We then wring our hands when despair turns to crime and rioting.
Baltimore was a thriving industrial community that produced, among other things, a huge amount of steel. But Baltimore lost over 100,000 manufacturing jobs by 1995, all due to foreign imports produced under near or actual slave labor conditions with zero regard for environmental impact. One third of the residents of Baltimore fled the city. Worse, 90% of the jobs in Baltimore today are low-paying and often part-time service-sector jobs.
Did liberals alone promote all the so-called "free trade" that led to this manufacturing displacement? Hardly; that charge can equally be leveled against Republicans.
At the same time deficit spending, which both political parties consider sacrosanct, has destroyed the ability to accumulate wealth for anyone that is in the lower economic classes. Adding to this was outright and documented predatory behavior by financial institutions toward city residents, especially black city residents, via subprime lending.
Where is the debate on these topics? It's missing from the political sphere for a very good reason: To address this you must address facts -- such as the fact that if the "average" IQ is 100 then half of the people will be above and half below; unless you're willing to literally murder the lower half of the population you need a social, employment and political system that provides opportunity for all.
That in turn means you cannot export your lower-wage and lower-ability-required manufacturing jobs to places like Vietnam and China as they must be retained so your citizens have gainful employment available to them.
At the same time you cannot deficit spend because for the person in the lower economic and intellectual quantum there is no defensive move available to them to mitigate the damage done to their financial security by such policies.
Finally, accountability for every dollar spent is far more important when you have few dollars to contribute to government programs in the form of taxation. In this regard both Democrat and Republicans fail; our current so-called "educational" system is an utter and complete joke when looked at in terms of return-on-investment.
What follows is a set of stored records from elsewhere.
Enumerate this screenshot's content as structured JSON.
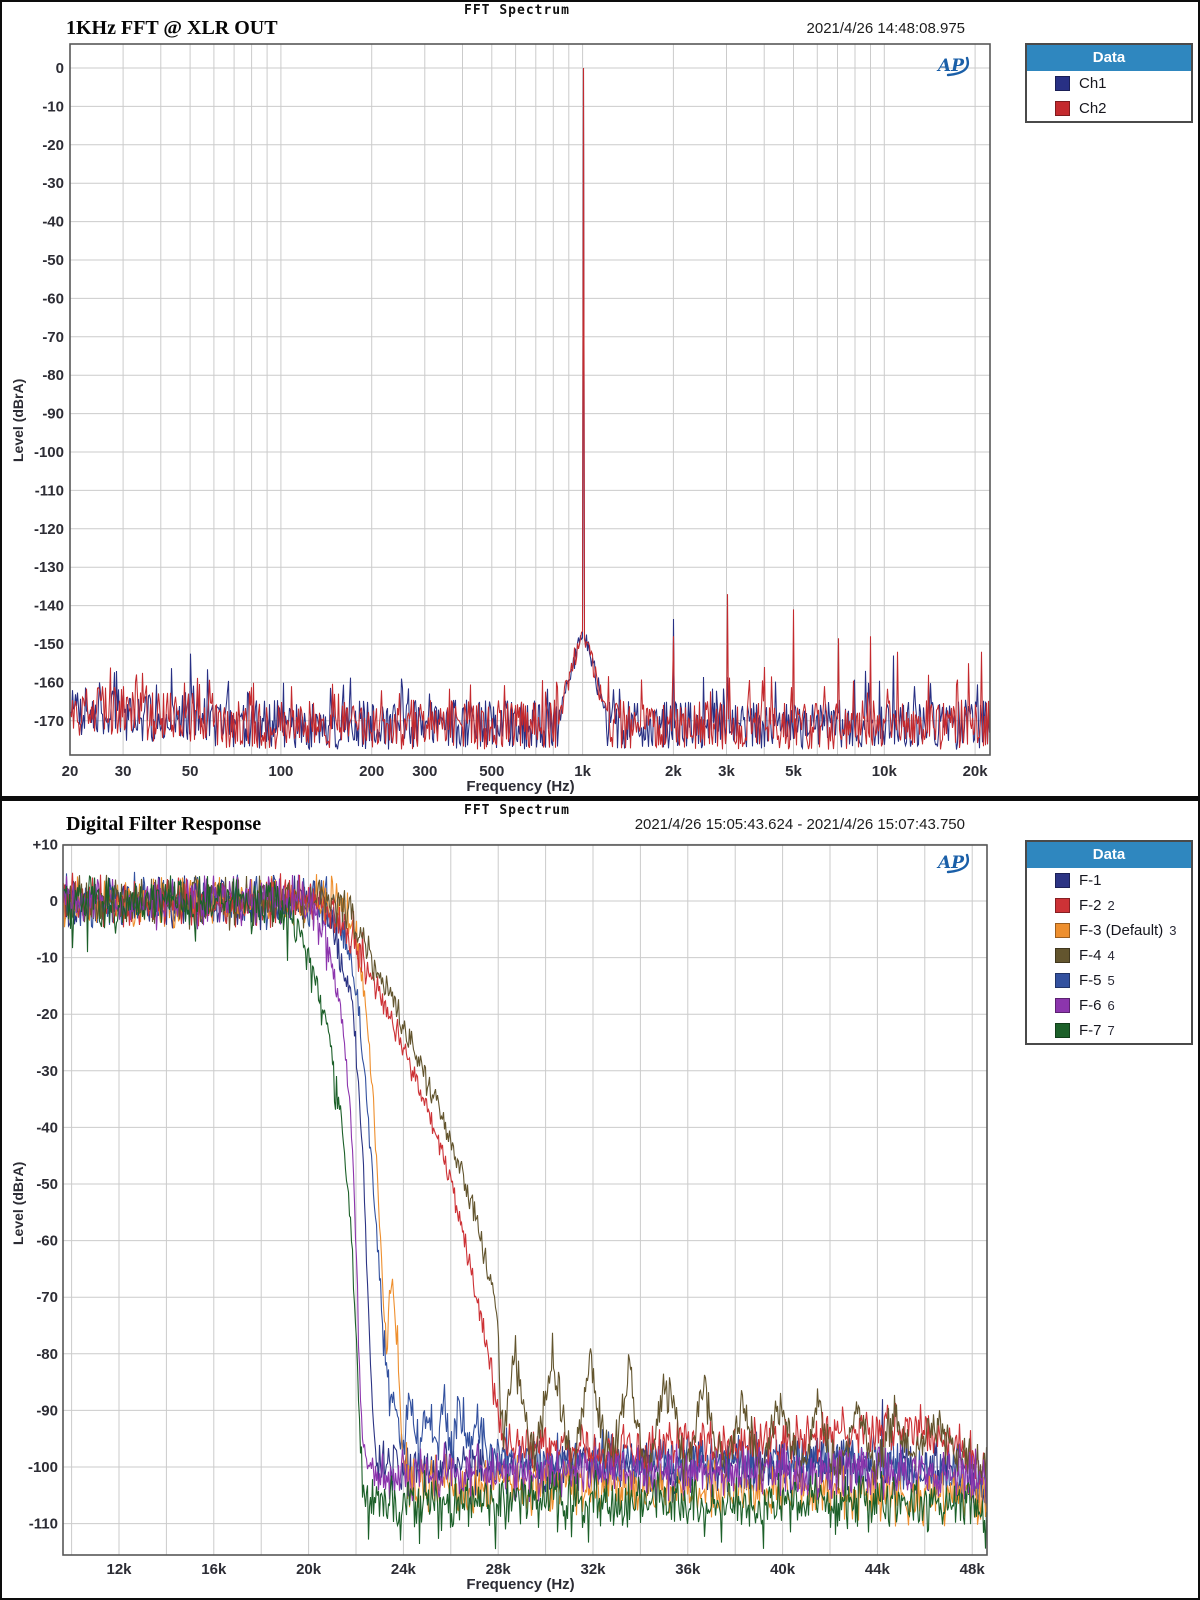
{
  "colors": {
    "legend_header_bg": "#2f87bf",
    "grid": "#cbcbcb",
    "plot_border": "#585858",
    "tick_text": "#2c2c34",
    "ap_logo": "#1a5fa8"
  },
  "chart_data": [
    {
      "type": "line",
      "header": "FFT Spectrum",
      "title": "1KHz FFT @ XLR OUT",
      "timestamp": "2021/4/26 14:48:08.975",
      "xlabel": "Frequency (Hz)",
      "ylabel": "Level (dBrA)",
      "x_scale": "log",
      "xlim": [
        20,
        22400
      ],
      "ylim": [
        -178,
        6
      ],
      "grid": true,
      "legend": {
        "title": "Data",
        "position": "top-right-outside"
      },
      "yticks": [
        0,
        -10,
        -20,
        -30,
        -40,
        -50,
        -60,
        -70,
        -80,
        -90,
        -100,
        -110,
        -120,
        -130,
        -140,
        -150,
        -160,
        -170
      ],
      "xticks": [
        {
          "f": 20,
          "label": "20"
        },
        {
          "f": 30,
          "label": "30"
        },
        {
          "f": 50,
          "label": "50"
        },
        {
          "f": 100,
          "label": "100"
        },
        {
          "f": 200,
          "label": "200"
        },
        {
          "f": 300,
          "label": "300"
        },
        {
          "f": 500,
          "label": "500"
        },
        {
          "f": 1000,
          "label": "1k"
        },
        {
          "f": 2000,
          "label": "2k"
        },
        {
          "f": 3000,
          "label": "3k"
        },
        {
          "f": 5000,
          "label": "5k"
        },
        {
          "f": 10000,
          "label": "10k"
        },
        {
          "f": 20000,
          "label": "20k"
        }
      ],
      "skirt": {
        "center_hz": 1000,
        "base_db": -145,
        "slope_db_per_decade": 300
      },
      "series": [
        {
          "name": "Ch1",
          "color": "#283084",
          "noise_floor_db": -171,
          "noise_spread_db": 13,
          "fundamental": [
            1000,
            0
          ],
          "spurs": [
            [
              25,
              -160
            ],
            [
              50,
              -152.5
            ],
            [
              2000,
              -143.5
            ],
            [
              8600,
              -157
            ],
            [
              10700,
              -153
            ],
            [
              12500,
              -161
            ]
          ]
        },
        {
          "name": "Ch2",
          "color": "#c42a2e",
          "noise_floor_db": -171,
          "noise_spread_db": 13,
          "fundamental": [
            1000,
            0
          ],
          "spurs": [
            [
              30,
              -161
            ],
            [
              150,
              -163
            ],
            [
              2000,
              -148
            ],
            [
              3000,
              -137
            ],
            [
              4000,
              -156
            ],
            [
              5000,
              -141
            ],
            [
              6300,
              -161
            ],
            [
              7000,
              -148.5
            ],
            [
              9000,
              -148
            ],
            [
              11000,
              -152
            ],
            [
              14000,
              -158
            ],
            [
              19000,
              -155
            ],
            [
              21000,
              -152
            ]
          ]
        }
      ]
    },
    {
      "type": "line",
      "header": "FFT Spectrum",
      "title": "Digital Filter Response",
      "timestamp": "2021/4/26 15:05:43.624 - 2021/4/26 15:07:43.750",
      "xlabel": "Frequency (Hz)",
      "ylabel": "Level (dBrA)",
      "x_scale": "linear",
      "xlim_khz": [
        9.6,
        48.6
      ],
      "ylim": [
        -115.5,
        10.2
      ],
      "grid": true,
      "legend": {
        "title": "Data",
        "position": "top-right-outside"
      },
      "yticks": [
        10,
        0,
        -10,
        -20,
        -30,
        -40,
        -50,
        -60,
        -70,
        -80,
        -90,
        -100,
        -110
      ],
      "xticks": [
        {
          "f": 12,
          "label": "12k"
        },
        {
          "f": 16,
          "label": "16k"
        },
        {
          "f": 20,
          "label": "20k"
        },
        {
          "f": 24,
          "label": "24k"
        },
        {
          "f": 28,
          "label": "28k"
        },
        {
          "f": 32,
          "label": "32k"
        },
        {
          "f": 36,
          "label": "36k"
        },
        {
          "f": 40,
          "label": "40k"
        },
        {
          "f": 44,
          "label": "44k"
        },
        {
          "f": 48,
          "label": "48k"
        }
      ],
      "minor_xtick_step_khz": 2,
      "series": [
        {
          "name": "F-1",
          "tag": "",
          "color": "#2c3484",
          "pass_noise_db": 2.8,
          "stop_noise_db": 2.9,
          "spurs": [
            [
              44.2,
              -88
            ]
          ],
          "envelope_khz_db": [
            [
              9.6,
              0
            ],
            [
              20.3,
              0
            ],
            [
              21.1,
              -5
            ],
            [
              21.9,
              -20
            ],
            [
              22.3,
              -45
            ],
            [
              22.55,
              -75
            ],
            [
              22.75,
              -97
            ],
            [
              23.0,
              -100
            ],
            [
              43,
              -100
            ],
            [
              47.7,
              -100
            ],
            [
              48.6,
              -106
            ]
          ]
        },
        {
          "name": "F-2",
          "tag": "2",
          "color": "#cd3236",
          "pass_noise_db": 2.8,
          "stop_noise_db": 2.6,
          "spurs": [],
          "envelope_khz_db": [
            [
              9.6,
              0
            ],
            [
              20.5,
              0
            ],
            [
              21.5,
              -4
            ],
            [
              22.3,
              -10
            ],
            [
              23.4,
              -20
            ],
            [
              24.4,
              -30
            ],
            [
              25.3,
              -40
            ],
            [
              26.0,
              -50
            ],
            [
              26.6,
              -60
            ],
            [
              27.1,
              -70
            ],
            [
              27.6,
              -80
            ],
            [
              28.0,
              -90
            ],
            [
              28.3,
              -96
            ],
            [
              33,
              -97
            ],
            [
              40,
              -95.5
            ],
            [
              44,
              -93
            ],
            [
              46.2,
              -93.5
            ],
            [
              47.6,
              -96
            ],
            [
              48.6,
              -102
            ]
          ]
        },
        {
          "name": "F-3",
          "tag": "3",
          "color": "#ee8f2e",
          "pass_noise_db": 2.8,
          "stop_noise_db": 3.2,
          "spurs": [],
          "envelope_khz_db": [
            [
              9.6,
              0
            ],
            [
              21.3,
              0
            ],
            [
              21.9,
              -5
            ],
            [
              22.4,
              -18
            ],
            [
              22.8,
              -40
            ],
            [
              23.05,
              -62
            ],
            [
              23.25,
              -78
            ],
            [
              23.55,
              -66
            ],
            [
              23.75,
              -80
            ],
            [
              23.95,
              -98
            ],
            [
              24.3,
              -103
            ],
            [
              48.6,
              -105
            ]
          ]
        },
        {
          "name": "F-4",
          "tag": "4",
          "color": "#63552e",
          "pass_noise_db": 2.8,
          "stop_noise_db": 2.7,
          "spurs": [],
          "envelope_khz_db": [
            [
              9.6,
              0
            ],
            [
              21.2,
              0
            ],
            [
              22.3,
              -7
            ],
            [
              23.8,
              -20
            ],
            [
              24.8,
              -30
            ],
            [
              25.8,
              -40
            ],
            [
              26.6,
              -50
            ],
            [
              27.3,
              -60
            ],
            [
              27.9,
              -72
            ],
            [
              28.2,
              -95
            ],
            [
              28.7,
              -80
            ],
            [
              29.5,
              -99
            ],
            [
              30.3,
              -81
            ],
            [
              31.1,
              -100
            ],
            [
              31.9,
              -82.5
            ],
            [
              32.7,
              -100
            ],
            [
              33.5,
              -84
            ],
            [
              34.3,
              -101
            ],
            [
              35.1,
              -85
            ],
            [
              35.9,
              -101
            ],
            [
              36.7,
              -86
            ],
            [
              37.5,
              -101
            ],
            [
              38.3,
              -87
            ],
            [
              39.1,
              -102
            ],
            [
              39.9,
              -88
            ],
            [
              40.7,
              -102
            ],
            [
              41.5,
              -89
            ],
            [
              42.3,
              -102
            ],
            [
              43.1,
              -89.5
            ],
            [
              43.9,
              -101
            ],
            [
              44.7,
              -90
            ],
            [
              45.5,
              -99
            ],
            [
              46.3,
              -92
            ],
            [
              47.1,
              -97
            ],
            [
              48.6,
              -100
            ]
          ]
        },
        {
          "name": "F-5",
          "tag": "5",
          "color": "#33519f",
          "pass_noise_db": 2.8,
          "stop_noise_db": 2.9,
          "spurs": [],
          "envelope_khz_db": [
            [
              9.6,
              0
            ],
            [
              20.7,
              0
            ],
            [
              21.5,
              -5
            ],
            [
              22.1,
              -18
            ],
            [
              22.55,
              -40
            ],
            [
              22.9,
              -60
            ],
            [
              23.2,
              -80
            ],
            [
              23.45,
              -89
            ],
            [
              23.6,
              -88.5
            ],
            [
              23.95,
              -96
            ],
            [
              24.3,
              -89
            ],
            [
              24.65,
              -96.5
            ],
            [
              25.0,
              -89
            ],
            [
              25.35,
              -97
            ],
            [
              25.7,
              -89.5
            ],
            [
              26.05,
              -97
            ],
            [
              26.4,
              -90
            ],
            [
              26.75,
              -97.5
            ],
            [
              27.1,
              -91
            ],
            [
              27.45,
              -97
            ],
            [
              27.8,
              -98
            ],
            [
              34,
              -99
            ],
            [
              44,
              -99
            ],
            [
              48.6,
              -103
            ]
          ]
        },
        {
          "name": "F-6",
          "tag": "6",
          "color": "#8c35ad",
          "pass_noise_db": 2.8,
          "stop_noise_db": 3.0,
          "spurs": [],
          "envelope_khz_db": [
            [
              9.6,
              0
            ],
            [
              19.9,
              0
            ],
            [
              20.7,
              -6
            ],
            [
              21.4,
              -20
            ],
            [
              21.8,
              -40
            ],
            [
              22.05,
              -65
            ],
            [
              22.25,
              -95
            ],
            [
              22.5,
              -101
            ],
            [
              48.0,
              -101
            ],
            [
              48.6,
              -104
            ]
          ]
        },
        {
          "name": "F-7",
          "tag": "7",
          "color": "#1c6029",
          "pass_noise_db": 2.8,
          "stop_noise_db": 3.0,
          "deep_dips": true,
          "spurs": [],
          "envelope_khz_db": [
            [
              9.6,
              0
            ],
            [
              18.7,
              0
            ],
            [
              19.5,
              -5
            ],
            [
              20.3,
              -14
            ],
            [
              20.9,
              -25
            ],
            [
              21.4,
              -40
            ],
            [
              21.8,
              -58
            ],
            [
              22.05,
              -80
            ],
            [
              22.3,
              -106
            ],
            [
              47.9,
              -106
            ],
            [
              48.6,
              -110
            ]
          ]
        }
      ]
    }
  ]
}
Are you ready to have a debate on these topics yet, America?
Or will you wring your hands and point fingers, as is often the case, at this bogeyman or that while ignoring the elephant in the room -- the intentional destruction of working-class jobs in this nation over the last 40+ years, and our utter refusal to put a stop to the abusive and outrageous "trade policies" that enable it.
You can read more views on this subject @The Bayou Renaissance Man
(I ask you: Why can Apple make 486 Billion Dollars last quarter by making iPhones for $12 overseas and sell them for $600, but cannot provide jobs for American workers?)